Naukowcy z Middlebury Institute of International Studies doliczyli się w sumie 119 takich konstrukcji. Teren, na którym są budowane, ma ponad 1100 kilometrów kwadratowych.
Są silosy rakietowe. Ale są też podziemne bunkry, mogą służyć jako centra sterowania wyrzutniami. Z każdego z nich odprowadzone są kable do 10 silosów. Mamy drogi i małą bazę militarną. Skala przedsięwzięcia jest zaskakująca, a budowa zaczęła się raptem parę miesięcy temu, w lutym - mówi Jeffrey Lewis, dyrektor James Martin Centre for Nonproliferation Studies.
W rozmowie z news.com.au prof. Stephan Fruhling z Australian National University's Strategic and Defence Studies Centre zaznaczył, że całkowita liczba znanych nam silosów rakietowych, jakie budują Chińczycy, wzrosła do 145.

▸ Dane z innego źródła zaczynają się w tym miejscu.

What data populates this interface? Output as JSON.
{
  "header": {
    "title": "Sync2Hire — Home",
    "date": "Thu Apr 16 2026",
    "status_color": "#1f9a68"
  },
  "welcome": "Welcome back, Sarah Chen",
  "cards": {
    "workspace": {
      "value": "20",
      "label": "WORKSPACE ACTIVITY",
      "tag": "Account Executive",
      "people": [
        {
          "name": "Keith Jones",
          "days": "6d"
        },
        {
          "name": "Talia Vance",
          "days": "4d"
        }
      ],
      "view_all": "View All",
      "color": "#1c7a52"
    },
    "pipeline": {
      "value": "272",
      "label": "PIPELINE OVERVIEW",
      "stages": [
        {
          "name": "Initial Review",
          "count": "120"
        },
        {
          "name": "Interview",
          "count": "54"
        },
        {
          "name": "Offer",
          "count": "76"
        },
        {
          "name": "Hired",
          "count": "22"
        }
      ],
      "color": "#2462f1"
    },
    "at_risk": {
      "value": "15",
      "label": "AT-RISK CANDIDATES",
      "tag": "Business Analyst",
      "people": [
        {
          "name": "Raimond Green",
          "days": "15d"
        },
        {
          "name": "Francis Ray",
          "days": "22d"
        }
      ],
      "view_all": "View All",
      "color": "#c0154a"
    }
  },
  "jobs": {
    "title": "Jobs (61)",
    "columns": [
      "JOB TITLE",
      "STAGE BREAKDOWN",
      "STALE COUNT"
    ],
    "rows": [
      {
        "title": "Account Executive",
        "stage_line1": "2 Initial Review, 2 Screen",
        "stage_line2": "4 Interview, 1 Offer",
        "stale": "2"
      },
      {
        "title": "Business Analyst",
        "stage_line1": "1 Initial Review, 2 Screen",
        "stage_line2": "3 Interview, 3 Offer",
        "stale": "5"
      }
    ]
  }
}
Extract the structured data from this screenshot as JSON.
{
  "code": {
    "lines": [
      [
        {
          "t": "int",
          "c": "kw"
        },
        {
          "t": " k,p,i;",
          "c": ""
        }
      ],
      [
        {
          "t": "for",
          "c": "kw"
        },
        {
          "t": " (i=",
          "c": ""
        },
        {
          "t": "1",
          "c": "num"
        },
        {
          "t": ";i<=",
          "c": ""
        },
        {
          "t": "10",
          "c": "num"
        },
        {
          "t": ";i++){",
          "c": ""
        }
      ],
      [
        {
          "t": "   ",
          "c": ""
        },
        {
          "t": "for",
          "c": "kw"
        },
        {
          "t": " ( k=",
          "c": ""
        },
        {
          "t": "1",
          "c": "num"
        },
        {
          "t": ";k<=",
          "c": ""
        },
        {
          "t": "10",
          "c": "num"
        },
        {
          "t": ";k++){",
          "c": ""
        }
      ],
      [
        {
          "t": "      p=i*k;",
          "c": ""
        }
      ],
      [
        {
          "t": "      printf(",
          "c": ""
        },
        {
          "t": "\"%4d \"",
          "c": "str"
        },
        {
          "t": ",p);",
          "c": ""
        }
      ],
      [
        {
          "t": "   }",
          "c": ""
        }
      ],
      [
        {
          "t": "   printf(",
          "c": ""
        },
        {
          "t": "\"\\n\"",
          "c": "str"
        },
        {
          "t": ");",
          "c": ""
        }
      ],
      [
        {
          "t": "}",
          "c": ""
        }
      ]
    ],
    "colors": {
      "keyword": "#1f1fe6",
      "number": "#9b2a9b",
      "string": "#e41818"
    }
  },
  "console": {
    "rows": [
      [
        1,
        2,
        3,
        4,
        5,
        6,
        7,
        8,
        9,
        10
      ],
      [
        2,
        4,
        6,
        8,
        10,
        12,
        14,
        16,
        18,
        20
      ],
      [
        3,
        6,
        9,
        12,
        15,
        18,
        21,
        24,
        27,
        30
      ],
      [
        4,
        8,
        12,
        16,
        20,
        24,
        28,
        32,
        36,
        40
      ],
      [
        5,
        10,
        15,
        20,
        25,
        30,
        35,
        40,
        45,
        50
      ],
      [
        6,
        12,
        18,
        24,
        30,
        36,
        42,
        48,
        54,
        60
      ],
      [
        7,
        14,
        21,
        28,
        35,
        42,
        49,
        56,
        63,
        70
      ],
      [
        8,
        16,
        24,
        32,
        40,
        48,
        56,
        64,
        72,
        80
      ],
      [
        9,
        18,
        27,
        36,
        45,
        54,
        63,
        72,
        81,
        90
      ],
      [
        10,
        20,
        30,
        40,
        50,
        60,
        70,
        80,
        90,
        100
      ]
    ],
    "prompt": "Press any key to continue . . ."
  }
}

To znacząca zmiana. Z pewnością Stanom Zjednoczonym byłoby teraz trudniej użyć broni nuklearnej wobec Chin - dodał.
Szacuje się, że Pekin dysponuje około trzystoma głowicami nuklearnymi, które rozmieszczone są zarówno na lądzie, jak i w morzu. Niewykluczone, że liczba wyrzutni nie odpowiada jednak liczbie rakiet.
Chociaż może się wydawać, że 120 silosów to 120 pocisków, równie dobrze może ich być 12. Po prostu tego nie wiemy - przyznał naukowiec.